There is one case, profiled by The New Yorker, wherein a prominent New York City dentist, Gilberto Nunez, was indicted for the murder of his friend Thomas Kolman. As the case against him went, Nunez was allegedly posing as a CIA agent and having an affair with Kolman's wife, Linda. When Linda ended the affair, Nunez allegedly turned homicidal and drugged his friend with a substance only used by doctors and dentists. Now, Nunez was found not guilty by a jury for murder, but was found guilty of two forgery charges, according to CBS News. If this episode wasn't based on this case, this story certainly could inspire some type of film or show.

While it isn't out of the question that Brooklyn Nine-Nine got the inspiration for the episode from a similar and prominent case, it seems a little dark considering the general tenor of the comedy show. I can't imagine that the writers would want to cause intentional pain to real people by using a real-life murder for comedic material. In any case, there doesn't appear to be any evidence that the episode was written to reflect a real-life case. But who's to say if one of these cases provided the inspiration for it.

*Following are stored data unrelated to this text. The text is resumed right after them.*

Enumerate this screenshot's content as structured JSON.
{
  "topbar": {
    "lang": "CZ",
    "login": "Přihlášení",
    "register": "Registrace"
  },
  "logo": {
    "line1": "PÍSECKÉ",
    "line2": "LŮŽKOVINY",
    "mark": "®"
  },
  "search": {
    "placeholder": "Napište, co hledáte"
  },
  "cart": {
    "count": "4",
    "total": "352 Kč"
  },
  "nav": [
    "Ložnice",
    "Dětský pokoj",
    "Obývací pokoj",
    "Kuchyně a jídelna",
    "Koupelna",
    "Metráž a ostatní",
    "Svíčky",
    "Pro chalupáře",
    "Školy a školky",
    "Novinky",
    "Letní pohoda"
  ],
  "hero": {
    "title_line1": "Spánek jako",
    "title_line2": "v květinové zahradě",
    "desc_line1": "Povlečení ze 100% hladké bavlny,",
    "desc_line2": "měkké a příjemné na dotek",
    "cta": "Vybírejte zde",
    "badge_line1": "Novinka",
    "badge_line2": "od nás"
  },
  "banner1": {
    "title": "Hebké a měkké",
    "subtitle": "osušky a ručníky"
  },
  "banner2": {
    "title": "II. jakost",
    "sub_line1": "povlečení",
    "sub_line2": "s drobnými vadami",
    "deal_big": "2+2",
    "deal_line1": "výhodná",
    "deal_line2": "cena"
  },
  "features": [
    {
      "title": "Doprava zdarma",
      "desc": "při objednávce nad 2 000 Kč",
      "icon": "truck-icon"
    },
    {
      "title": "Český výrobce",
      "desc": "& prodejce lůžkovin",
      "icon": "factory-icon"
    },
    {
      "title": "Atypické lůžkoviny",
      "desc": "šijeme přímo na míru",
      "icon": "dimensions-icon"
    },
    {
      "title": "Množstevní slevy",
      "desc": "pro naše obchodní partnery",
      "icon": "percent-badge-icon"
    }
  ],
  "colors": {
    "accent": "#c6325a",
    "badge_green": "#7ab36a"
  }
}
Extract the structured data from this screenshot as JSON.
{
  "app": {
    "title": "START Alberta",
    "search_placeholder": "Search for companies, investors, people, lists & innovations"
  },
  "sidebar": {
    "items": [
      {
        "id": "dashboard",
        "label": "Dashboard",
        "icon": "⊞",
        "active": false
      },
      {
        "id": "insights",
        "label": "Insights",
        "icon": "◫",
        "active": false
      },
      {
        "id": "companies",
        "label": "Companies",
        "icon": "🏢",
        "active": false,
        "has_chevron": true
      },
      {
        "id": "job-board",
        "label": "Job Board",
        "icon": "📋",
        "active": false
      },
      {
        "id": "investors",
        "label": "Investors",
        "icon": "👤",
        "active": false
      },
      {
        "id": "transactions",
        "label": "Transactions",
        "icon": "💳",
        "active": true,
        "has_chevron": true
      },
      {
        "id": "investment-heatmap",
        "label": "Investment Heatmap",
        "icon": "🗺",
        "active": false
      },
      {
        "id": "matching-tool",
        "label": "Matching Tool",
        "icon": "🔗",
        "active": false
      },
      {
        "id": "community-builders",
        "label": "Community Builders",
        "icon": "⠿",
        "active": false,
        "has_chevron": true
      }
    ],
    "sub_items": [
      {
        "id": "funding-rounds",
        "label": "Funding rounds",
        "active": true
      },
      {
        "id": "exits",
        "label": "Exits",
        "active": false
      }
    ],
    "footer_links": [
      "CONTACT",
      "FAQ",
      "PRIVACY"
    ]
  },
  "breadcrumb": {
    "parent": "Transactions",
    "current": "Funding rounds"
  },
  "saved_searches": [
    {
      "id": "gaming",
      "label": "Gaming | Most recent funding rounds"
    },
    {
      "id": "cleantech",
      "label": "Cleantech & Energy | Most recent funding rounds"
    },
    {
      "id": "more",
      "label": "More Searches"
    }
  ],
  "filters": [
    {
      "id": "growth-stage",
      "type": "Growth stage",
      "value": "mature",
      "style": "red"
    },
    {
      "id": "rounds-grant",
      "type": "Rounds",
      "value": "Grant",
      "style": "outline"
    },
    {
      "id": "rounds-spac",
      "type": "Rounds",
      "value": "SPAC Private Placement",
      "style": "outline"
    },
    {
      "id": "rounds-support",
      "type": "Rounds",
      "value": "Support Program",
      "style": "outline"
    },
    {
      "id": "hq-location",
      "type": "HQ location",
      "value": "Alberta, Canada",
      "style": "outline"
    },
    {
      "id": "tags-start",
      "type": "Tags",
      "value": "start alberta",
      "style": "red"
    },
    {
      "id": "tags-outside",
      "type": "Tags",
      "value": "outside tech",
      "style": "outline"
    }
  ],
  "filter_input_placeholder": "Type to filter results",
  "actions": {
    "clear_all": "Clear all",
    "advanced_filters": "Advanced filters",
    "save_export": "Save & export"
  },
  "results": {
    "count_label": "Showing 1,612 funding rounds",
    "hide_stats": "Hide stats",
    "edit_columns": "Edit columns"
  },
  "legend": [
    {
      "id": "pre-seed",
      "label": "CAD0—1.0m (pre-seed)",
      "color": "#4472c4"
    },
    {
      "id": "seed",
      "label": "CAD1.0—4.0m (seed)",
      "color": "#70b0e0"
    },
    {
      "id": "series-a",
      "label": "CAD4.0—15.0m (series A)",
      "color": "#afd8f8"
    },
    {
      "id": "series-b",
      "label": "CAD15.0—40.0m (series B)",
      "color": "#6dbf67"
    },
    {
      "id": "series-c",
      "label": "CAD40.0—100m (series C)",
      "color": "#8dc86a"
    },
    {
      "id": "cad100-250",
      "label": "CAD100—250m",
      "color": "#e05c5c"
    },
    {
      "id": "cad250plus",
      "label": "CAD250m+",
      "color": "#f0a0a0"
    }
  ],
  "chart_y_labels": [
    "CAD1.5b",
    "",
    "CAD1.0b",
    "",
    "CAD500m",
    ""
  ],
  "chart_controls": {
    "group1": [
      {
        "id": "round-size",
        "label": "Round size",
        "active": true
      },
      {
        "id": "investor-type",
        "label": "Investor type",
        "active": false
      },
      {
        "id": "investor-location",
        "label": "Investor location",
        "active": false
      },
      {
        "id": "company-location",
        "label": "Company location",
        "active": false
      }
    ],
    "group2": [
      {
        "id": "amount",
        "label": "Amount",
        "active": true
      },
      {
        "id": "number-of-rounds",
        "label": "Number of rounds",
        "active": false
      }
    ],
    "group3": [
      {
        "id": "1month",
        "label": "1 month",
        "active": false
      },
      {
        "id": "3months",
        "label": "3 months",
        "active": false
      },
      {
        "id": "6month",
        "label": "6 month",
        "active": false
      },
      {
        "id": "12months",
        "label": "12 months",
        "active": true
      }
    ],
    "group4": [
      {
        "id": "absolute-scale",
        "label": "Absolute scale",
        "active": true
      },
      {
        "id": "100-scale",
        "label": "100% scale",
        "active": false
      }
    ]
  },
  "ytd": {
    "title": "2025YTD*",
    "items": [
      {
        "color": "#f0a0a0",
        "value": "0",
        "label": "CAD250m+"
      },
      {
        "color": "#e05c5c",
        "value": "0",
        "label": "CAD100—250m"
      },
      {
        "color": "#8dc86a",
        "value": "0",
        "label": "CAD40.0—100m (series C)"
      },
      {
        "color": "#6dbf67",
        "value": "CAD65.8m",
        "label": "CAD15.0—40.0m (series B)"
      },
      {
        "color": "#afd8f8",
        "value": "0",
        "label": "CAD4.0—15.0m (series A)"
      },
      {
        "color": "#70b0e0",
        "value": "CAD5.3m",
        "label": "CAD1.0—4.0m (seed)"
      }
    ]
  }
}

In my own opinion, this episode will be exciting because Brown gets to work alongside Braugher. If you remember Brown's Emmy acceptance speech when he won for Best Lead Actor in a Drama Series, Braugher was one of the first people he thanked. Brown was the first black man to win the award since Braugher won it nearly two decades previously. Now audiences finally get to see the two actors together, though in a comedic and not dramatic setting. But it's a big moment either way, and bound to be hilarious.